ACL2023
G³R: A Graph-Guided Generate-and-Rerank Framework for Complex and Cross-domain Text-to-SQL Generation
Yanzheng Xiang, Qian-Wen Zhang, Xu Zhang, Zejie Liu, Yunbo Cao, Deyu Zhou
3 citations
Abstract
We present a framework called G 3 R for complex and cross-domain Text-to-SQL generation. G 3 R aims to address two limitations of current approaches: (1) The structure of the abstract syntax tree (AST) is not fully explored during the decoding process which is crucial for complex SQL generation; (2) Domain knowledge is not incorporated to enhance their ability to generalise to unseen domains. G 3 R consists of a graph-guided SQL generator and a knowledge-enhanced re-ranking mechanism.

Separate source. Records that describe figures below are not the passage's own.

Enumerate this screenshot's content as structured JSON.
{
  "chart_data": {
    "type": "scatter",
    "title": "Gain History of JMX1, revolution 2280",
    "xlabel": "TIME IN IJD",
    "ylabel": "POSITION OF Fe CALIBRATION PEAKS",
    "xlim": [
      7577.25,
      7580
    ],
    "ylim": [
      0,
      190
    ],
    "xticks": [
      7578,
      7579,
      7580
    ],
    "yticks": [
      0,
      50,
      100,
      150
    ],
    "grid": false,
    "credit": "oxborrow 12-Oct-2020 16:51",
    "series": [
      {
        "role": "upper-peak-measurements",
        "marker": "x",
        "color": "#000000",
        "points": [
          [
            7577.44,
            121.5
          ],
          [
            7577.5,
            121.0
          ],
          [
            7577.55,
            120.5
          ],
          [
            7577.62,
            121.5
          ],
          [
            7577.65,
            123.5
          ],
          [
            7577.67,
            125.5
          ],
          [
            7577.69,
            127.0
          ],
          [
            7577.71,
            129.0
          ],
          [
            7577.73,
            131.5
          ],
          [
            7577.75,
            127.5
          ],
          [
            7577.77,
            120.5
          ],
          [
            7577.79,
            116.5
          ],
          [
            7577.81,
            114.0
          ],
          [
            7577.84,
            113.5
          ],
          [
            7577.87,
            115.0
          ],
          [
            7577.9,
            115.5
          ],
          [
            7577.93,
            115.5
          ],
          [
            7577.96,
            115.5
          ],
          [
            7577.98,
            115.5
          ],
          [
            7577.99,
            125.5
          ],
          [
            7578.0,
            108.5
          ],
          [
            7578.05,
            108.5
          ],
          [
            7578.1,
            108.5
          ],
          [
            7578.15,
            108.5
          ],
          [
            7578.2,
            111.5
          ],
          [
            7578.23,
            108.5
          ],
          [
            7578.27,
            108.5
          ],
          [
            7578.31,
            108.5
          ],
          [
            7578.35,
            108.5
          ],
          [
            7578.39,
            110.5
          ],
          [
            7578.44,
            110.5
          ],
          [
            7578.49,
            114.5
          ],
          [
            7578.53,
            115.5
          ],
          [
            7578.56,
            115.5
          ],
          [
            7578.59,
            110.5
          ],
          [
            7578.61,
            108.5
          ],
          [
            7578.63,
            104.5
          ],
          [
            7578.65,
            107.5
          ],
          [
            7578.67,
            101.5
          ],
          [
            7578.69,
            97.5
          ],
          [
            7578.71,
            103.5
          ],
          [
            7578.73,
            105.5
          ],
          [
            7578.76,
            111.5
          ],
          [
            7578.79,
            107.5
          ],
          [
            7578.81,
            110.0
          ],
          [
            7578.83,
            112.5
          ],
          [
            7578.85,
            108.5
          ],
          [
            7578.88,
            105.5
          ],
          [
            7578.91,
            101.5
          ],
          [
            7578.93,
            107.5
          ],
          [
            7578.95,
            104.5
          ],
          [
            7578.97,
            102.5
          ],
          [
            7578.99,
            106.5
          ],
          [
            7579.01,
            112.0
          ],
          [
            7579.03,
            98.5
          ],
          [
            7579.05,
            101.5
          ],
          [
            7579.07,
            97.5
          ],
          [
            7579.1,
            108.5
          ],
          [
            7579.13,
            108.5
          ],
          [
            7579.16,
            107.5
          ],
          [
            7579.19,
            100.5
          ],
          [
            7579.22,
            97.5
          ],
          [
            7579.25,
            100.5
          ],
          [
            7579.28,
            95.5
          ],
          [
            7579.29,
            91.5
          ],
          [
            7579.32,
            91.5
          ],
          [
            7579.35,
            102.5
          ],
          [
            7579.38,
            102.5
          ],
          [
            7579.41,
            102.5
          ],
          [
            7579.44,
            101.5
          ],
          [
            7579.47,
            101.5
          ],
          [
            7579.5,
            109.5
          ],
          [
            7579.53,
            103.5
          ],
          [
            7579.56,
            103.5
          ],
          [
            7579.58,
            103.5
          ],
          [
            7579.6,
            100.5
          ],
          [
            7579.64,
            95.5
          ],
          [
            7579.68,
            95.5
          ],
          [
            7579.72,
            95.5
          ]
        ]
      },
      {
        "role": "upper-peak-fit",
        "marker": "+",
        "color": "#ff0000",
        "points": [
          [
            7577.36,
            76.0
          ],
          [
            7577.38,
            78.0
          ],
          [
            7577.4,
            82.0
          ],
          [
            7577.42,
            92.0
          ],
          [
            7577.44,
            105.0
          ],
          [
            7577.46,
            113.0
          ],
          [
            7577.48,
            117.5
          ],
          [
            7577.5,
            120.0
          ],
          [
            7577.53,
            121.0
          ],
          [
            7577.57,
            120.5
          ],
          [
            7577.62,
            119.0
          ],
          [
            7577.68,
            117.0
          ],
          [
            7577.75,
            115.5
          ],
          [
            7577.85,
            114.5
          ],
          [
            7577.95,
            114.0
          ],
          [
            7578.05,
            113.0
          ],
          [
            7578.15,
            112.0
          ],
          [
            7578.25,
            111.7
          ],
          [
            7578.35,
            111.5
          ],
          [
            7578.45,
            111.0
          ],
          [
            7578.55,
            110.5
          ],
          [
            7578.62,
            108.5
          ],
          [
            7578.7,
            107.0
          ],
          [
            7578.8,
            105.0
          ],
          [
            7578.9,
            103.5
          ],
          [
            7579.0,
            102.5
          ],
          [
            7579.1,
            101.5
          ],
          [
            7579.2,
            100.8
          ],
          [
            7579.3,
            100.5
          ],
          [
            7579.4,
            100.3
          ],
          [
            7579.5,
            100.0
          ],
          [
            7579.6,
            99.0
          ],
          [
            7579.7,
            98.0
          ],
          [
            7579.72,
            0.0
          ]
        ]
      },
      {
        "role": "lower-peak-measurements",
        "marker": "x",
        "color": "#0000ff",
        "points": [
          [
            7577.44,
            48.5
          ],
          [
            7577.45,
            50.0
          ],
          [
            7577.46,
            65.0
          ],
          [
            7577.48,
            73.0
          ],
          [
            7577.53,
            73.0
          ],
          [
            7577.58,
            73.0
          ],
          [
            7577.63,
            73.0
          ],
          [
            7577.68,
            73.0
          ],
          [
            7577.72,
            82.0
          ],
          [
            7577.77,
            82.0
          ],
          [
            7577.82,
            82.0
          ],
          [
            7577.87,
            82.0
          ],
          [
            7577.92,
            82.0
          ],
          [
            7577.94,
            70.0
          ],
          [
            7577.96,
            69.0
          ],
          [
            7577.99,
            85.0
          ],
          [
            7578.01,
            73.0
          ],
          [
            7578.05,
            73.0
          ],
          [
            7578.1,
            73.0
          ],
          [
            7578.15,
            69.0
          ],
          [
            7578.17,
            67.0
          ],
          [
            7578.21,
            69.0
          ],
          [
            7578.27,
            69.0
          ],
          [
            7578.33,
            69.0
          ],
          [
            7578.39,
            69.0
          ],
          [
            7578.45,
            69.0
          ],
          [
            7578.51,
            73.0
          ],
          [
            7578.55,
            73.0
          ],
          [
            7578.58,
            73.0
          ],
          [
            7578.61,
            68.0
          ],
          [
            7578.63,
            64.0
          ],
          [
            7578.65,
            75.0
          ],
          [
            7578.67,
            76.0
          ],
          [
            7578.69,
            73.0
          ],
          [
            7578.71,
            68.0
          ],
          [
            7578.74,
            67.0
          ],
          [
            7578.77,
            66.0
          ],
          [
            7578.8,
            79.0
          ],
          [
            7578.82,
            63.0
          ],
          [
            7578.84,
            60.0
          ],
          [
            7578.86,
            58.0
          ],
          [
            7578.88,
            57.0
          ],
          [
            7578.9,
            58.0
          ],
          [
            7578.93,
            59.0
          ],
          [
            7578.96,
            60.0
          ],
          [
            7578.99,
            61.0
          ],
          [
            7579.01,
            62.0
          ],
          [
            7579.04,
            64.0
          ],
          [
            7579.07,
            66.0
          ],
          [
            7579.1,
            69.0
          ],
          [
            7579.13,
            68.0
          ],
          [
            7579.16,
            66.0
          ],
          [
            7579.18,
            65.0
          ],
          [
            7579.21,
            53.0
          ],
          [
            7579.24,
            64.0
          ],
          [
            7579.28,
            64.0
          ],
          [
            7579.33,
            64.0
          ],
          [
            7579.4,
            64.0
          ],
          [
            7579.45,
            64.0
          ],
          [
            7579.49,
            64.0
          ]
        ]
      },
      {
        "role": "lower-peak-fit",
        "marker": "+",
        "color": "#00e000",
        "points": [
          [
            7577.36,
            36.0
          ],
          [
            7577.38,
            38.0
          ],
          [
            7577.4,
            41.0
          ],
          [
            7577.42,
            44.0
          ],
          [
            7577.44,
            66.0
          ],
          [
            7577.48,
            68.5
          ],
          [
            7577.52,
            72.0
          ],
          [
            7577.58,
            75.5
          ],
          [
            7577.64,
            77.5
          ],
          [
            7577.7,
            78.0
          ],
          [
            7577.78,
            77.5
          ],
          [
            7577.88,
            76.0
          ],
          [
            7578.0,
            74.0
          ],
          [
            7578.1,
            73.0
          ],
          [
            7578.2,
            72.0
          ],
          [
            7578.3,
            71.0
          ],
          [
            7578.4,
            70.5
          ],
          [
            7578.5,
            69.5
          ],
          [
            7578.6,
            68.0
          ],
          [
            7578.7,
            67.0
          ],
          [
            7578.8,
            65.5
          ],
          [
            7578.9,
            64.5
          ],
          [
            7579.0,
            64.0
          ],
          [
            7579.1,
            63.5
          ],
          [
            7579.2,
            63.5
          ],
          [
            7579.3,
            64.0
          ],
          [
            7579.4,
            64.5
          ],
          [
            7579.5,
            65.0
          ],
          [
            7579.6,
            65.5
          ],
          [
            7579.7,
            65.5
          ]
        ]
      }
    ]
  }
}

Firstly, during the decoding process, an AST-Grammar bipartite graph is constructed for joint modelling the AST and corresponding grammar rules of the generated partial SQL query. The graph-guided SQL generator captures its structural information and fuses heterogeneous information to predict the action sequence, which can uniquely construct the AST for the corresponding SQL query. Then, in the inference stage, a knowledge-enhanced re-ranking mechanism is proposed to introduce domain knowledge to re-rank candidate SQL queries from the beam output and choose the final answer. The SQL re-ranker is based on a pre-trained language model (PLM) and contrastive learning with hybrid prompt tuning is incorporated to stimulate the knowledge of the PLM and make it more discriminative. The proposed approach achieves state-of-theart results on the Spider and Spider-DK benchmarks, which are challenging complex and cross-domain benchmarks for Text-to-SQL semantic analysis.